On Pulsar’s end, the platform wants to reinvent how people grasp the ways society is evolving, why certain things go viral and why culture changes by understanding “both the audience and the content at the same time,” according to CEO and co-founder Francesco D’Orazio.

Pulsar operates on utilizing four signals for its work: media, social, search and web analytics. They’re referred to as “The Attention Trail” and can provide insight into what’s happening across all platforms and channels. D’Orazio said its research found that when it comes to generosity, the space that was once dominated by philanthropists is now one that is a “grassroots phenomenon,” with the potential to create moments that go viral and increase donations.

GivingTuesday director of digital strategy Kathleen Murphy Toms explained that the organization began as an experiment in 2012 to see if people would add a day “that reversed the consumerism trend of Black Friday and Cyber Monday” in November and could leverage a hashtag “as a way to rally people to use social media for good.”


The method behind community organizing

When comparing data from the first GivingTuesday action in 2012 to the one in 2020, Murphy Toms found that different communities across the country and the globe have been developing myriad ways to tailor the one-day event to attract the attention and participation of more donors.

When people feel personally connected to a cause, they feel more inclined to be involved through actions like organizing community fridges, using Google Docs for mutual aid resources, donating money through Venmo and, most importantly, encouraging others to join them.
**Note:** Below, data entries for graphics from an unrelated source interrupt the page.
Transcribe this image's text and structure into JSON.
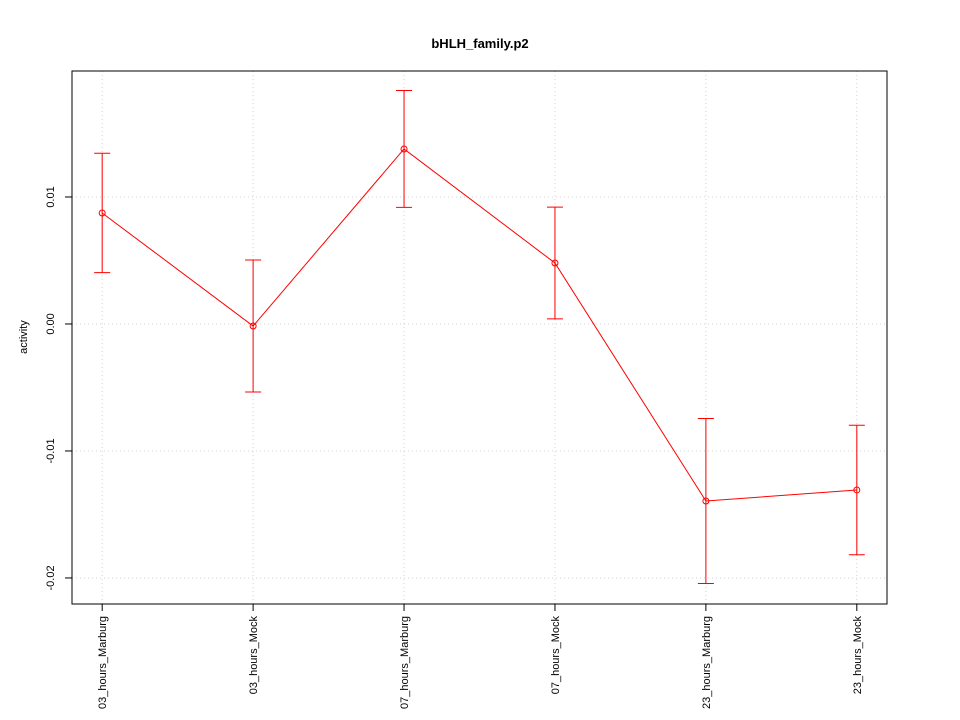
{
  "chart_data": {
    "type": "line",
    "title": "bHLH_family.p2",
    "y_label": "activity",
    "categories": [
      "03_hours_Marburg",
      "03_hours_Mock",
      "07_hours_Marburg",
      "07_hours_Mock",
      "23_hours_Marburg",
      "23_hours_Mock"
    ],
    "values": [
      0.00874,
      -0.00016,
      0.01378,
      0.0048,
      -0.01394,
      -0.01307
    ],
    "errors": [
      0.0047,
      0.0052,
      0.0046,
      0.0044,
      0.0065,
      0.0051
    ],
    "color": "#ff0000",
    "ylim": [
      -0.02205,
      0.01992
    ],
    "yticks": [
      -0.02,
      -0.01,
      {
        "value": 0,
        "label": "0.00"
      },
      0.01
    ],
    "grid": true
  }
}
“In the very early days of GivingTuesday, sharing your generosity might’ve meant posting about a nonprofit or sharing where it was that you donated,” she said. “But today people are more inclined to use their social media in active ways.”

Brands don’t have to be absent from these activities. Murphy Toms cited a recent Horizon Media study that concluded that most people participated in GivingTuesday events because they wanted to “be a part of something bigger than themselves.” In the past, brands like Toms and Patagonia have leaned into that idea by either dedicating days employees can volunteer or by matching donations made to charities.

Despite the fact that 2020 was an unusual year, GivingTuesday chief data officer Woodrow Rosenbaum found that donations grew—not consistently, but that wasn’t unusual—to respond to causes like the fight against racial injustice. Rosenbaum notes that marketers don’t want to make the connection between a cause and donations “transactional” but as an actual “relationship.”

“Those moments are catalysts that raise the bar for what’s going to happen next,” D’Orazio told Paterik. “So once the leap has been made, then the attention has been raised on the subject so you’ll always have an incremental audience that’s going to look at it.”